Franchise stuff, like the fast food or the Midas locally-owned store like you mentioned are getting killed by this, and may even be forced out of business eventually as employees move to companies and industries with better employer-paid packages and the costs force the small guys out of business. In the end, prices to the customer definitely go up.
After all, when you "got your eyes on the prize" it doesn't matter how much is costs someone else or how bad it is for someone else, as long as you get your free entitlement that the dotgov mandates you, the producer, shell out.
That's who this whole thing played to - the moochers wanting something for nothing, and the insurance companies saw the opportunity for a huge payoff (and lobbied like crazy to keep it from happening, both in the hells of Congress and to the sheeple by selling them how "evil" socialized medicine was.)

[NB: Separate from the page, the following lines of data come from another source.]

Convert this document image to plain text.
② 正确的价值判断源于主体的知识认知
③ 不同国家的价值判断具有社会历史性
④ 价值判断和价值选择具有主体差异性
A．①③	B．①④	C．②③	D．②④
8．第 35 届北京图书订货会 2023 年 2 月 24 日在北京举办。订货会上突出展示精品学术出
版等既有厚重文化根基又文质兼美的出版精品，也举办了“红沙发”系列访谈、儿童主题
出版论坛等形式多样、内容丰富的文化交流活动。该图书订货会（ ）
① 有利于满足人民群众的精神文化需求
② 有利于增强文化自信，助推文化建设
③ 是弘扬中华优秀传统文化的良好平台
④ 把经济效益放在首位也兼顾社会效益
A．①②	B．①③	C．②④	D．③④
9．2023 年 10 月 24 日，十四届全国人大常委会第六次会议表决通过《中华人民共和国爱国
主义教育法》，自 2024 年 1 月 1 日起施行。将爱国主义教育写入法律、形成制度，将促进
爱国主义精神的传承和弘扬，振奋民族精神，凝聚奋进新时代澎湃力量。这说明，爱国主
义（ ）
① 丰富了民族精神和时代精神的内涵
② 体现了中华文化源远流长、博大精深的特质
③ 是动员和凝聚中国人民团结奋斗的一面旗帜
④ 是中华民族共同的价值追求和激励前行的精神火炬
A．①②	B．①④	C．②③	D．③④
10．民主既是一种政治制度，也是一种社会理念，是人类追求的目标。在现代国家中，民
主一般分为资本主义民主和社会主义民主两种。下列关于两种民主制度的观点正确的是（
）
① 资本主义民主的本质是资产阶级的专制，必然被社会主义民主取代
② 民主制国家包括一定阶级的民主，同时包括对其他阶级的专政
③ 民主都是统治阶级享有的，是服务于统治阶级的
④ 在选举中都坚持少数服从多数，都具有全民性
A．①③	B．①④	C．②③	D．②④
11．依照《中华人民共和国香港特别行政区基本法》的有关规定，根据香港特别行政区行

But if it DID go the way of the EU, then the freeloading moochers would have had to pay for it as well - which means they don't get it for free, so that was unacceptable. And the Insurance companies would not be getting a huge bankroll from the increased premiums, the increased deductibles, and the whole actuary kimchee, so that was unacceptable.
You really have to ignore the big booming voice, the flames, and the giant stairs to find the guys behind the curtain to see who pushed the drive and pulled the strings to get this abhorrent travesty through... and why.
Then again, I may be jaded because my folks worked in the Insurance Industry, and I've seen how much they're willing to throw into the pot, and some of the tricks they use, for a huge payoff.
IMHO if they wanted to lower the cost of healthcare to the consumer the government would break up the cartels protecting the health industry. Hospitals would be seen as often as Karate clubs and Doctors offices would be as numerous as $9 haircutting chain stores. Additionally, insurance companies would compete across borders and be as numerous as used car dealers. By opening the gates for abundance the competition will drive price and quality.
Back to reality! There is far too much money and power in healthcare for our government to keep their fingers out of the pie.